Published Aug 1, 2004
26 members have participated
VickyRN, MSN, DNP, RN
49 Articles; 5,349 Posts
Brief survey: does your program use care plans or concept mapping (or another framework)? Which would you recommend and why?
We are currently using care plans, but not too satisfied. Seems like the students are just suffering through them as an annoying task, not shaping them to fit their patients (at least to our satisfaction), and not really gleaning as much from them as we would like for the time investment. We are looking into concept mapping as a promising alternative, one that perhaps would allow the student to see the "whole picture" of the patient. Concept mapping is a visual, kinesthetic, and 3-dimentional form of learning, as compared with the linear care plans. We still would retain the nursing process as a framework, just no more CP's :chuckle
For those who are interested, here are a few links explaining concept mapping:
http://www.coun.uvic.ca/learn/program/hndouts/map_ho.html
http://users.edte.utwente.nl/lanzing/cm_home.htm
Example:
skicheryl
38 Posts
I like the concept map, it's similar to the brainstorming process to me.
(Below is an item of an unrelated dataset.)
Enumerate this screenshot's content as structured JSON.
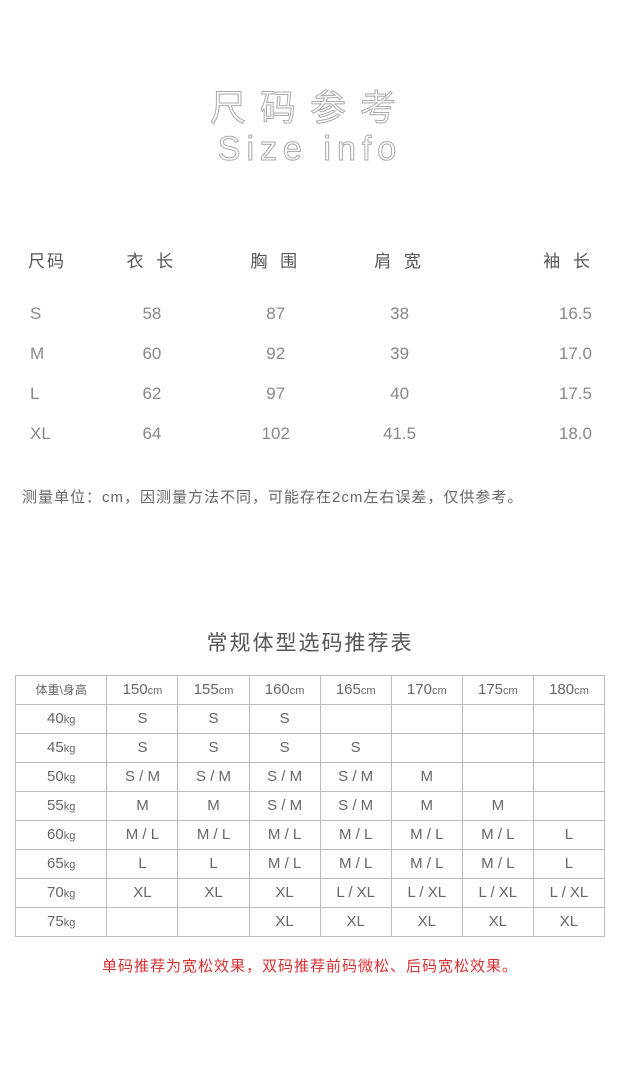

I've also found that doing presentations with slides showing concept mapping helps the audience to understand the info. However, I don't think students would be any more accepting of concept mapping than care planning, at least at the ADN level. I agree it may be a better way for them to learn the information, if they can see the relationships/nursing process specific to a patient within the map. Presenting it in another way such as the concept mapping is always helpful to those that are visual learners. I've seen students totally stressing out over writing individualized care plans with nursing diagnosis, interventions, goals, and implementation. Anything to enable students to learn the nursing process and apply it to real life patient scenarios is always welcome. In the MSN program, I still have trouble writing goals that are measurable enough to satisfy the PhD's teaching the courses!